Back to School with… Lena Knappers & Bram van Ooijen
A warming planet and a shifting population
A series of three evening lectures about climate change, environmental justice and migration, taking place on Tuesday 08 October, 05 November and 03 December. Tickets for the separate events are 17,50 euro and include a simple dinner. Get them here
Tickets for the separate events are 17,50 euro and include a simple dinner.
Climate-induced displacement and migration
From California to Somaliland to Bangladesh, the devastating effects of climate change are forcing people to leave their homes. Climate change increasingly is a reason for displacement and migration. This may be because of a particular catastrophic event, such as a river flood (The Netherlands 2021), flash flood (Germany 2024) or wildfire (Greece 2023), but it can also be the result of cumulative impacts of drought or sea-level rise, slowly making an area uninhabitable. The majority of people who become displaced, remain in their own country and move to cities, but a number cross international borders, and this is likely to increase as climate change impacts on entire regions and ecosystems. This foreseeable migration will involve the world’s poorest, escaping deadly heatwaves or failed harvests, but it will potentially also include middle class people who can no longer live where they planned, because it is impossible to get a mortgage or a property insurance in certain areas, or because employment has moved elsewhere. The United Nations International Organisation for Migration (IOM) has cited estimates of as many as 25 million to 1 billion climate migrants in the next 30 years, while other projections point to 1.4 billion by 2060.

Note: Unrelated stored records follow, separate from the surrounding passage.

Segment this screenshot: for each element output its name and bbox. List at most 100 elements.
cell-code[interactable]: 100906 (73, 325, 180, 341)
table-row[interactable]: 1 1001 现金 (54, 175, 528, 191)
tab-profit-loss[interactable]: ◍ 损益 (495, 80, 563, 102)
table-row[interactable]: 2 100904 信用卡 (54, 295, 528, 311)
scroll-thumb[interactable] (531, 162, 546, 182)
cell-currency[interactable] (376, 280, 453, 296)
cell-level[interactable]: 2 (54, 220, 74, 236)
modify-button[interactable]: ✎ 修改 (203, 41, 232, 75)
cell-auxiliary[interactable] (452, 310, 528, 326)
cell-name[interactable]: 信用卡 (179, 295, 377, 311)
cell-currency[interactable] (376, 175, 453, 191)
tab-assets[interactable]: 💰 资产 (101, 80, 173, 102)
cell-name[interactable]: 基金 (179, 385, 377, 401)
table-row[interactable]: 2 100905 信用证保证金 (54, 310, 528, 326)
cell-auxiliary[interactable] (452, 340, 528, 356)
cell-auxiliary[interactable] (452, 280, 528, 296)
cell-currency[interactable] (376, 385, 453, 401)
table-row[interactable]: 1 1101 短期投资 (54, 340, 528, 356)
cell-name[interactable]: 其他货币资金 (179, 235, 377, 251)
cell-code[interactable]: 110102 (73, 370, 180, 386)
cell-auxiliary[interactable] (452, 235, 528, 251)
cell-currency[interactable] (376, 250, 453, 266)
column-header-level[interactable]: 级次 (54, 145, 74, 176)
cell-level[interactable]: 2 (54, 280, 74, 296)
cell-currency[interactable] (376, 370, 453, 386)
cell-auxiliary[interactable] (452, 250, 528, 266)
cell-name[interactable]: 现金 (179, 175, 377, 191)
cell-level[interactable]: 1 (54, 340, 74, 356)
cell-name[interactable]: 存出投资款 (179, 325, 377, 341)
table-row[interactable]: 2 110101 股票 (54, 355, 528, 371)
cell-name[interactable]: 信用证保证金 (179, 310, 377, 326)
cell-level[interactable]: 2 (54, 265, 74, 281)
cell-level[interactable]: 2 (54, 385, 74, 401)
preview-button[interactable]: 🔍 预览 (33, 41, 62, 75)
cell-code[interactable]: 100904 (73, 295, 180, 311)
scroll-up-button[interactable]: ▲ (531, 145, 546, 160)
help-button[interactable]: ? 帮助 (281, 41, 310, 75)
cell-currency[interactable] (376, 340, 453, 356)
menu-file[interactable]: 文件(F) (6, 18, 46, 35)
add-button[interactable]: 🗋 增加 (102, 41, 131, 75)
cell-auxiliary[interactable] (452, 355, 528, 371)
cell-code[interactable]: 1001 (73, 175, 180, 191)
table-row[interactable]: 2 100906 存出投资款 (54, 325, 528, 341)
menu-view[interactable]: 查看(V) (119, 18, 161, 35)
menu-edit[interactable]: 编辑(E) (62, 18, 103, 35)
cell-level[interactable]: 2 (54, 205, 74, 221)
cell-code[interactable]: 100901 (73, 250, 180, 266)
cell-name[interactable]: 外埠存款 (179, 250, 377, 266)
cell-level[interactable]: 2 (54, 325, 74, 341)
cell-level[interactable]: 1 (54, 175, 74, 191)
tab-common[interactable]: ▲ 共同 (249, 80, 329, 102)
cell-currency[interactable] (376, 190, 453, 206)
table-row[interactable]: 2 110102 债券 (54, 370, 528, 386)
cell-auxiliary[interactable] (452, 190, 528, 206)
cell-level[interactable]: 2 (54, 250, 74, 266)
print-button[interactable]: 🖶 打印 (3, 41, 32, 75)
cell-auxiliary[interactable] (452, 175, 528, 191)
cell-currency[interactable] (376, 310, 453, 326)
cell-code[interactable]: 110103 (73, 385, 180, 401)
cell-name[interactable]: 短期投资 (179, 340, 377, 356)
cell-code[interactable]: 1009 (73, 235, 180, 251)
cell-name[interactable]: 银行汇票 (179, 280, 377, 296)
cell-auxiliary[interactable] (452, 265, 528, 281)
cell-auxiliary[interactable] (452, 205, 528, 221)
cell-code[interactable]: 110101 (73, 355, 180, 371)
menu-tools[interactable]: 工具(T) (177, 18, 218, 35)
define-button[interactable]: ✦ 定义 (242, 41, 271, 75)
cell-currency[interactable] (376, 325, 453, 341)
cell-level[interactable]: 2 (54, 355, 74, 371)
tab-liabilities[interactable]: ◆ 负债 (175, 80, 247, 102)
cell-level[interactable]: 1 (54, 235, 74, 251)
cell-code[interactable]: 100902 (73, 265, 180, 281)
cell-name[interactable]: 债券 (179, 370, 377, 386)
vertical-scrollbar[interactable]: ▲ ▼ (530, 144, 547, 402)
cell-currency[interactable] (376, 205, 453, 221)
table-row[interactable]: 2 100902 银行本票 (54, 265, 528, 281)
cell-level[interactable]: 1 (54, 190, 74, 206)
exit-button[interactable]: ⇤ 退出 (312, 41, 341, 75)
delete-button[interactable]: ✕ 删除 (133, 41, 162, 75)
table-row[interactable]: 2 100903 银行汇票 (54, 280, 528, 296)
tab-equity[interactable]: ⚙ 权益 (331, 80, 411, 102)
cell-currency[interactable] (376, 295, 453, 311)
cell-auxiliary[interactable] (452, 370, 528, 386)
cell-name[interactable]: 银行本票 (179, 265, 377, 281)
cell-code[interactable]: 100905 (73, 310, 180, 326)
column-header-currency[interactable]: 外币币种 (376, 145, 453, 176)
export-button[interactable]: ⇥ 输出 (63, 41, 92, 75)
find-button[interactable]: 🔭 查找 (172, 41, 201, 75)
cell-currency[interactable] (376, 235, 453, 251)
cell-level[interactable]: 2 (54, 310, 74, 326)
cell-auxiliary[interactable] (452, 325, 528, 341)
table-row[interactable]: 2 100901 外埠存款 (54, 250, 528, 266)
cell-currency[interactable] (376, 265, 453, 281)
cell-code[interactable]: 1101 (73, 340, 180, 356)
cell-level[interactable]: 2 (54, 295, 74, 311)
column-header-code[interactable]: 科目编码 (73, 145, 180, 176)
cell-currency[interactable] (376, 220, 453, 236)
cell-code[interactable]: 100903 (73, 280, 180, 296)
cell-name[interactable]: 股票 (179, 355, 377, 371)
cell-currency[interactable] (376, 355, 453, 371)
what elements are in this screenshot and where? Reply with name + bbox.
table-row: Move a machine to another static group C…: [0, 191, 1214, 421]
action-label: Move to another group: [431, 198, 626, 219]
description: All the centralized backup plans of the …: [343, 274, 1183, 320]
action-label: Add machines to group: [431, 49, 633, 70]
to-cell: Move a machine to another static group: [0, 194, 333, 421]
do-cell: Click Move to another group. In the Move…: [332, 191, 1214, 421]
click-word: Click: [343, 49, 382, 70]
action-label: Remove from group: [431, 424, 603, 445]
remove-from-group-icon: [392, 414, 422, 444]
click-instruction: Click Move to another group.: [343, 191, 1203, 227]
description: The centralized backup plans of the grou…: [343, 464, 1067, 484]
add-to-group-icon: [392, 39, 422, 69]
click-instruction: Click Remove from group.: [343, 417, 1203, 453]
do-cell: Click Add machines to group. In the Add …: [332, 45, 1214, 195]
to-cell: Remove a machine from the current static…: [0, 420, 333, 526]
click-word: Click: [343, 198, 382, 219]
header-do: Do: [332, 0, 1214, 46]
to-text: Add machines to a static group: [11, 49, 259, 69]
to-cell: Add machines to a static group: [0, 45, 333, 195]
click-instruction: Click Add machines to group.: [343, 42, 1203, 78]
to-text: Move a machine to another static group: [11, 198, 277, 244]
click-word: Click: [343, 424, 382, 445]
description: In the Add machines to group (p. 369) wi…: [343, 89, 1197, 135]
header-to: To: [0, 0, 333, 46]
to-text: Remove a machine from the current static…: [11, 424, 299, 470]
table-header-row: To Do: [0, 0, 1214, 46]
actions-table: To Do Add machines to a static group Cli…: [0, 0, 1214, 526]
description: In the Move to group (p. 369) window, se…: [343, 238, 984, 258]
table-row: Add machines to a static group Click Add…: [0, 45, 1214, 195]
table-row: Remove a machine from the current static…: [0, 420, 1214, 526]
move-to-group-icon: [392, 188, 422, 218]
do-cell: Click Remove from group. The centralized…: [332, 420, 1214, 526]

Climate induced migration takes place disproportionally in low-income countries and intersects with many other causes for displacement. The people most affected by climate change are those already experiencing threats to their lives and livelihoods, including degraded environments, income instability, lack of affordable healthcare, inadequate sanitation, poor governance, and a lack of personal agency or ability to change their circumstances. Nations have an obligation to offer asylum to refugees, but under the legal definitions of the refugee, still based on the 1951 Refugee Convention, this does not include those who have to leave their home because of climate change. Therefore, many people cannot find a safe and healthy place to live because they are not qualified as refugee. At the same time, the world’s wealthiest countries spend more on arming their borders to keep migrants out, than on tackling the climate crisis that forces people from their homes in the first place, even when exactly these prosperous industrial countries have caused climate change and high carbon emission based on coal, oil and gas. This comes at a terrible human cost. It is therefore important to investigate in more just alternatives for the way we are dealing with climate change, migration and the organisation of space today.
This lecture series examines the impact of climate change on the liveability of our world and the potentialities of space. Where is climate-induced displacement and migration already happening today? Which areas will be most affected by global warming? Where can people move to and how can new places for living be built?
This lecture series derives from the research and design project ‘Humanity on the move’, which was part of the open call ‘designing a climate just world’, organised and subsided by the EFL Foundation. More info here.
About Back to School with...
For Back to School with... we invite professionals, makers and (critical) thinkers from inside and outside the field of architecture and urban design to share their most current thoughts, recent questions and latest or ongoing research. For each series we ask a professional guest to design and curate a lecture programme around one topic or question that has their urgent and great interest at this moment and to bring together different speakers to elaborate on the subject in three consecutive evening events.
This program pursues no greater ambition than to stimulate and provide space to exchange and commonly learn about latest research topics from other professionals and build up new knowledge for everyone who shares our curiosity.
Programme
#1 THE IMPACT OF CLIMATE CHANGE ON THE WOLRD TUE 08 OCT. 2024, 19:00 - 21:00 (DOOR OPEN AT 18:00)
Over the next century we will face several climate crises that might force millions of people to leave their homes. On the first evening we will discuss the impact of climate change on areas and communities around the world with Lena Knappers, Bram van Ooijen, Amara van der Elst, Elham Sabahat (online) and IOM Climate Action Division (online).
On the second evening we examine how climate change and migration are dealt with today. We will explore how countries with the highest historic carbon emissions are fortifying their borders, while those with low emissions are hit hardest by drought, poverty and population displacement. With Lena Knappers, Bram van Ooijen, Mark Akkerman and Mimi Sheller (online).
Not only does a global fixation on borders as a solution to migration cause unnecessary suffering on people, it also obscures ways that seek and identify and begin to find solution to a future of more displacement and migration, a future that invites more generosity and responsibility. In the third event we examine alternative strategies to deal with migration in the context of a changing climate.
About Bram van Ooijen
Bram van Ooijen (Murb, 1987) is an urban designer and founder of design firm UFO Urbanism in Rotterdam. With his practice he works on various projects at the scale of the region, city and neighbourhood.
About Lena Knappers
Lena Knappers (Leiden, 1992) is an urbanist and researcher. She operates at the intersection of design, politics and social issues with her work at the Dutch Board of Government advisors (CRa) and own projects. In 2022 Lena published the book 'Opening Cities - Migrants in Urban Space', presenting an alternative approach to the organisation of migration in the European city.